Surface modification of electrospun poly(methyl methacrylate) (PMMA) nanofibers for the development of in vitro respiratory epithelium model.

Scaffold design is an important aspect of in vitro model development. In this study, nanoscaffold surface modification, namely UV radiation and genipin cross-linking to immobilize collagen on the surface of electrospun poly (methyl methacrylate) (PMMA) nanofiber sheet was investigated.
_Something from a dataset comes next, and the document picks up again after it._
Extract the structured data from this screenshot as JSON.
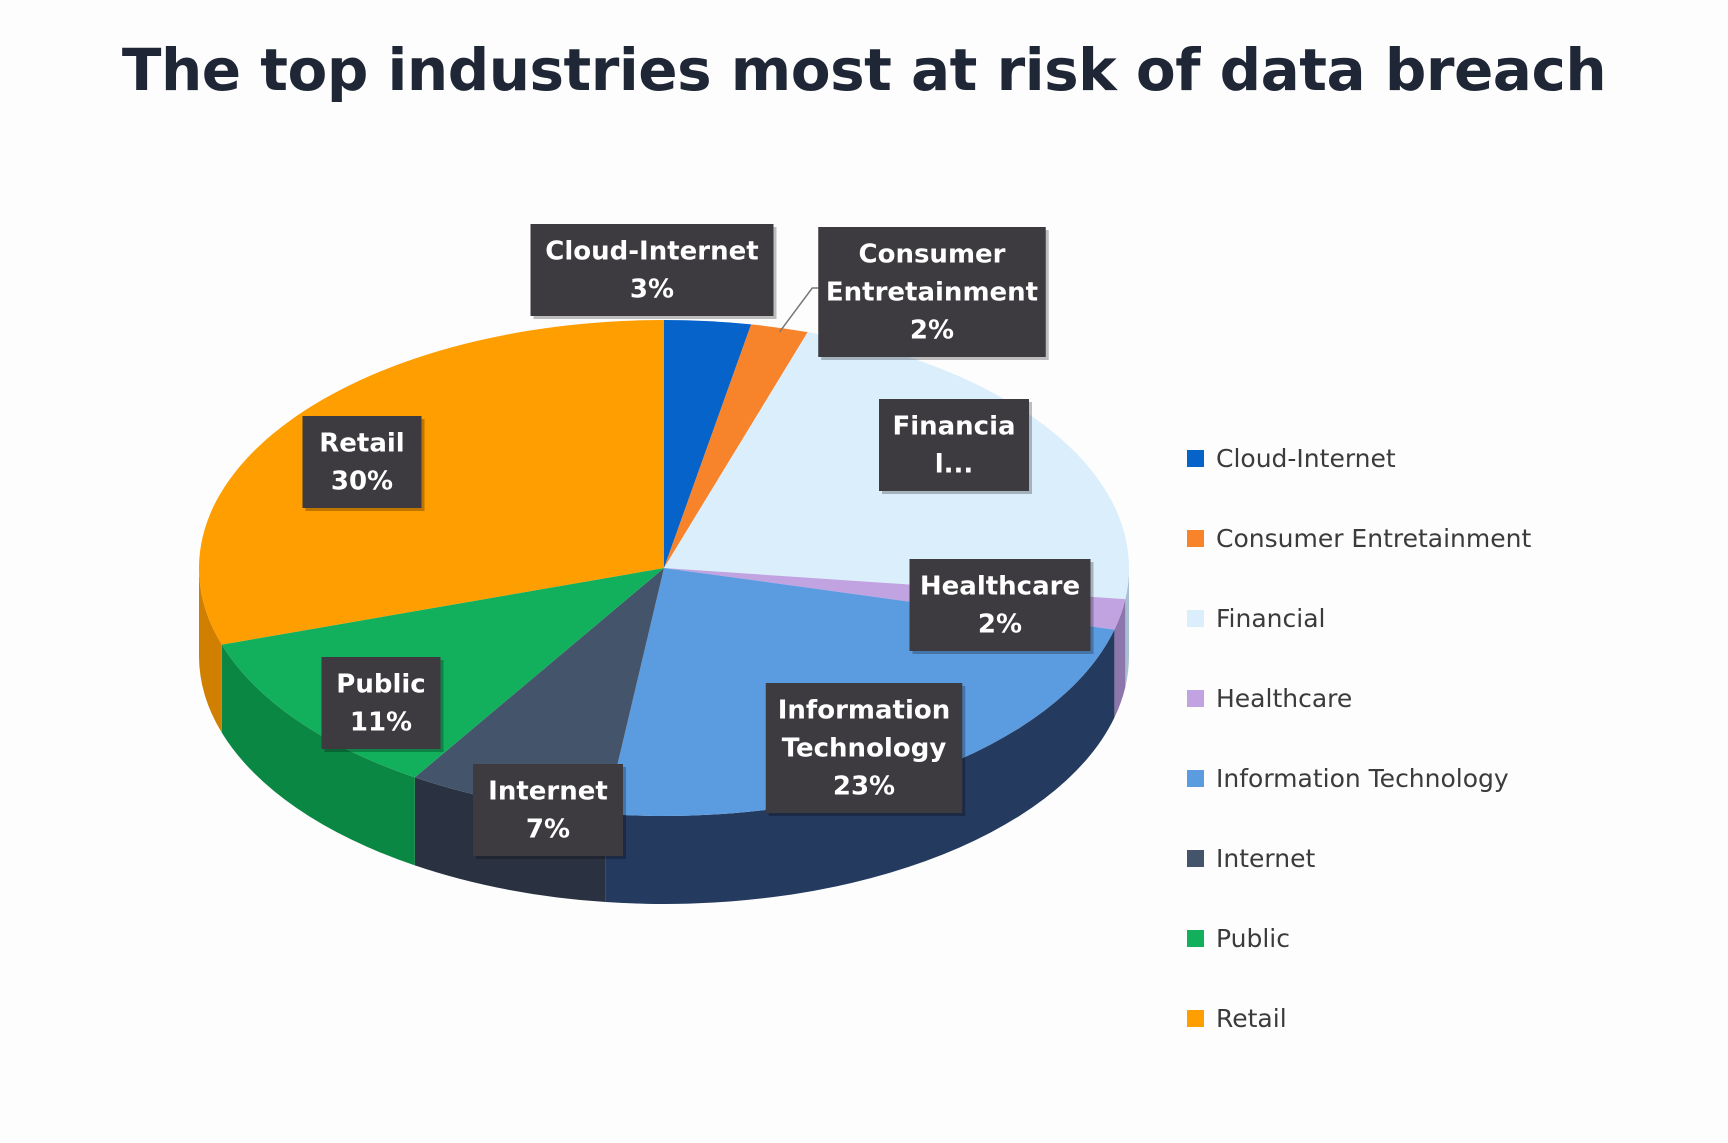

Samples were divided into four groups; PMMA nanofibers (PMMA), collagen-coated PMMA nanofibers (PMMACOL), genipin cross-linked collagen-coated PMMA nanofibers (PMMAGEN), and UV-irradiated collagen-coated PMMA nanofibers (PMMAUV). 6 h of UV radiation significantly reduced the hydrophobicity of PMMA nanofibers from (131.88° ± 1.33°) to (110.04° ± 0.27°) (p < 0.05). The amount of collagen immobilized was significantly higher in PMMAGEN group (239.36 ± 16.63 μg collagen/mg nanofibers) (p < 0.05) compared to the other groups. RECs on all scaffold expressed epithelial cell-specific markers (CK18 and CK14), mucin-producing cell marker (MUC5Ac) and were actively proliferating, based on the positive expression of Ki67. Total number of attached cells was significantly the highest in PMMAUV group on day 9 (6.44 × 10(4) ± 2.77 × 10(4) cells/cm(2)) and it has the highest proliferation rate from day 4 to 9 (0.005 ± 0.003 h(-1)) compared to the other groups. Even though PMMAGEN group showed the highest collagen adsorption, in terms of cells attachment and proliferation, PMMAUV group showed a better outcome compared to the other groups. Thus, PMMAUV scaffold is more suitable to be used in the construction of in vitro respiratory epithelial model.